Dear Abby: I’ve been dating my boyfriend for a few months now, and on the surface everything between us feels solid , we get along, we communicate well, and there’s real chemistry. But there’s a situation involving a mutual friend that’s starting to make me uneasy in a way I can’t ignore.

This friend is married and currently going through marriage counseling with her husband. Here’s where it gets messy: before my boyfriend and I got together, she had shown clear interest in him. Now, she still texts him,  often , and has gone out of her way to tell him not to show me what she’s saying. That alone feels like a giant red flag to me.

Some of the messages come late at night, and while he insists they’re mostly about her marital problems, I can’t shake the feeling that there’s something more emotional — or even flirtatious,  slipping in. Why the secrecy if everything is innocent? It makes me feel like I’m being kept in the dark on purpose.

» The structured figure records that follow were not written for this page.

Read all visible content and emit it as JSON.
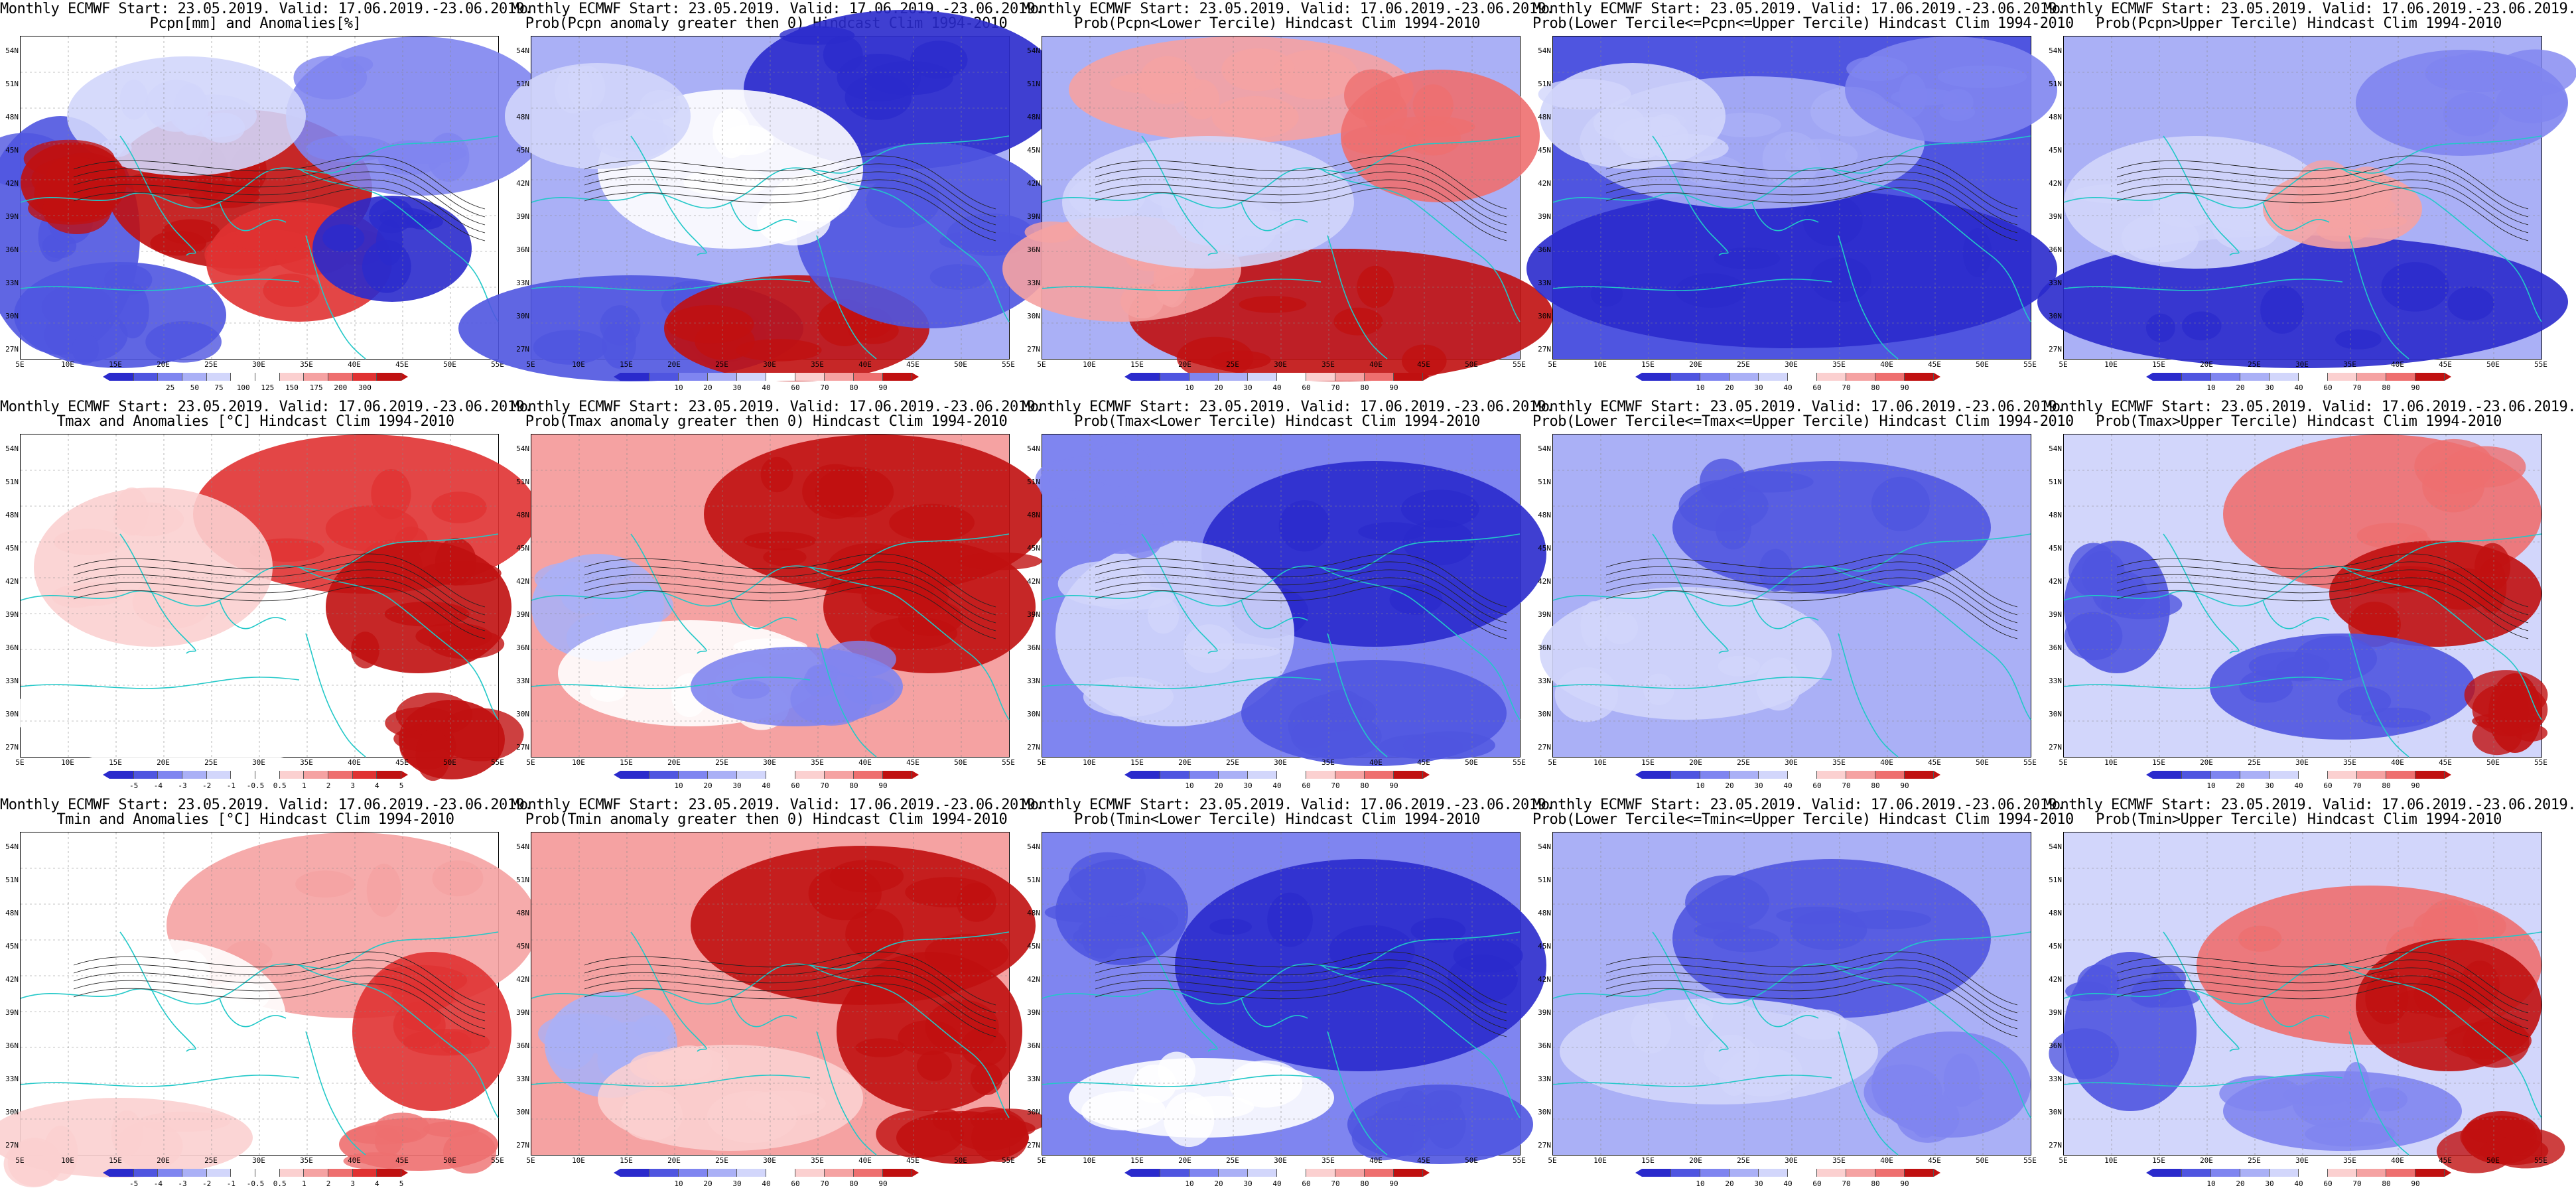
{
  "lat_labels": [
    "54N",
    "51N",
    "48N",
    "45N",
    "42N",
    "39N",
    "36N",
    "33N",
    "30N",
    "27N"
  ],
  "lon_labels": [
    "5E",
    "10E",
    "15E",
    "20E",
    "25E",
    "30E",
    "35E",
    "40E",
    "45E",
    "50E",
    "55E"
  ],
  "palettes": {
    "anom": [
      "#2a2acc",
      "#4f55e0",
      "#7f85f0",
      "#aab0f6",
      "#d2d6fb",
      "#ffffff",
      "#ffffff",
      "#fbd0d0",
      "#f5a2a2",
      "#ee6f6f",
      "#e03232",
      "#c01010"
    ],
    "prob": [
      "#2a2acc",
      "#4f55e0",
      "#7f85f0",
      "#aab0f6",
      "#d2d6fb",
      "#ffffff",
      "#fbd0d0",
      "#f5a2a2",
      "#ee6f6f",
      "#c01010"
    ]
  },
  "scales": {
    "pcpn": [
      "25",
      "50",
      "75",
      "100",
      "125",
      "150",
      "175",
      "200",
      "300"
    ],
    "temp": [
      "-5",
      "-4",
      "-3",
      "-2",
      "-1",
      "-0.5",
      "0.5",
      "1",
      "2",
      "3",
      "4",
      "5"
    ],
    "prob": [
      "10",
      "20",
      "30",
      "40",
      "60",
      "70",
      "80",
      "90"
    ]
  },
  "panels": [
    {
      "l1": "Monthly ECMWF Start: 23.05.2019. Valid: 17.06.2019.-23.06.2019.",
      "l2": "Pcpn[mm] and Anomalies[%]",
      "palette": "anom",
      "scale": "pcpn",
      "style": "pcpn-anom"
    },
    {
      "l1": "Monthly ECMWF Start: 23.05.2019. Valid: 17.06.2019.-23.06.2019.",
      "l2": "Prob(Pcpn anomaly greater then 0) Hindcast Clim 1994-2010",
      "palette": "prob",
      "scale": "prob",
      "style": "pcpn-pos"
    },
    {
      "l1": "Monthly ECMWF Start: 23.05.2019. Valid: 17.06.2019.-23.06.2019.",
      "l2": "Prob(Pcpn<Lower Tercile) Hindcast Clim 1994-2010",
      "palette": "prob",
      "scale": "prob",
      "style": "pcpn-low"
    },
    {
      "l1": "Monthly ECMWF Start: 23.05.2019. Valid: 17.06.2019.-23.06.2019.",
      "l2": "Prob(Lower Tercile<=Pcpn<=Upper Tercile) Hindcast Clim 1994-2010",
      "palette": "prob",
      "scale": "prob",
      "style": "pcpn-mid"
    },
    {
      "l1": "Monthly ECMWF Start: 23.05.2019. Valid: 17.06.2019.-23.06.2019.",
      "l2": "Prob(Pcpn>Upper Tercile) Hindcast Clim 1994-2010",
      "palette": "prob",
      "scale": "prob",
      "style": "pcpn-up"
    },
    {
      "l1": "Monthly ECMWF Start: 23.05.2019. Valid: 17.06.2019.-23.06.2019.",
      "l2": "Tmax and Anomalies [°C] Hindcast Clim 1994-2010",
      "palette": "anom",
      "scale": "temp",
      "style": "t-anom"
    },
    {
      "l1": "Monthly ECMWF Start: 23.05.2019. Valid: 17.06.2019.-23.06.2019.",
      "l2": "Prob(Tmax anomaly greater then 0) Hindcast Clim 1994-2010",
      "palette": "prob",
      "scale": "prob",
      "style": "t-pos"
    },
    {
      "l1": "Monthly ECMWF Start: 23.05.2019. Valid: 17.06.2019.-23.06.2019.",
      "l2": "Prob(Tmax<Lower Tercile) Hindcast Clim 1994-2010",
      "palette": "prob",
      "scale": "prob",
      "style": "t-low"
    },
    {
      "l1": "Monthly ECMWF Start: 23.05.2019. Valid: 17.06.2019.-23.06.2019.",
      "l2": "Prob(Lower Tercile<=Tmax<=Upper Tercile) Hindcast Clim 1994-2010",
      "palette": "prob",
      "scale": "prob",
      "style": "t-mid"
    },
    {
      "l1": "Monthly ECMWF Start: 23.05.2019. Valid: 17.06.2019.-23.06.2019.",
      "l2": "Prob(Tmax>Upper Tercile) Hindcast Clim 1994-2010",
      "palette": "prob",
      "scale": "prob",
      "style": "t-up"
    },
    {
      "l1": "Monthly ECMWF Start: 23.05.2019. Valid: 17.06.2019.-23.06.2019.",
      "l2": "Tmin and Anomalies [°C] Hindcast Clim 1994-2010",
      "palette": "anom",
      "scale": "temp",
      "style": "t-anom2"
    },
    {
      "l1": "Monthly ECMWF Start: 23.05.2019. Valid: 17.06.2019.-23.06.2019.",
      "l2": "Prob(Tmin anomaly greater then 0) Hindcast Clim 1994-2010",
      "palette": "prob",
      "scale": "prob",
      "style": "t-pos2"
    },
    {
      "l1": "Monthly ECMWF Start: 23.05.2019. Valid: 17.06.2019.-23.06.2019.",
      "l2": "Prob(Tmin<Lower Tercile) Hindcast Clim 1994-2010",
      "palette": "prob",
      "scale": "prob",
      "style": "t-low2"
    },
    {
      "l1": "Monthly ECMWF Start: 23.05.2019. Valid: 17.06.2019.-23.06.2019.",
      "l2": "Prob(Lower Tercile<=Tmin<=Upper Tercile) Hindcast Clim 1994-2010",
      "palette": "prob",
      "scale": "prob",
      "style": "t-mid2"
    },
    {
      "l1": "Monthly ECMWF Start: 23.05.2019. Valid: 17.06.2019.-23.06.2019.",
      "l2": "Prob(Tmin>Upper Tercile) Hindcast Clim 1994-2010",
      "palette": "prob",
      "scale": "prob",
      "style": "t-up2"
    }
  ]
}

My boyfriend says he’s just trying to be there for her because they’ve been friends for a couple of years, and he feels bad that she’s struggling. He doesn’t want to abandon her during a rough time, especially when her marriage seems shaky. But from where I’m standing, it feels less like friendly support and more like he’s being pulled into something inappropriate — maybe even becoming her emotional backup plan.

I’ve told him that asking for secrecy is not normal and suggests she may be trying to build a private connection with him that crosses boundaries. He says I’m overthinking it, but my gut is telling me otherwise.

Am I being paranoid, or is this as concerning as it feels?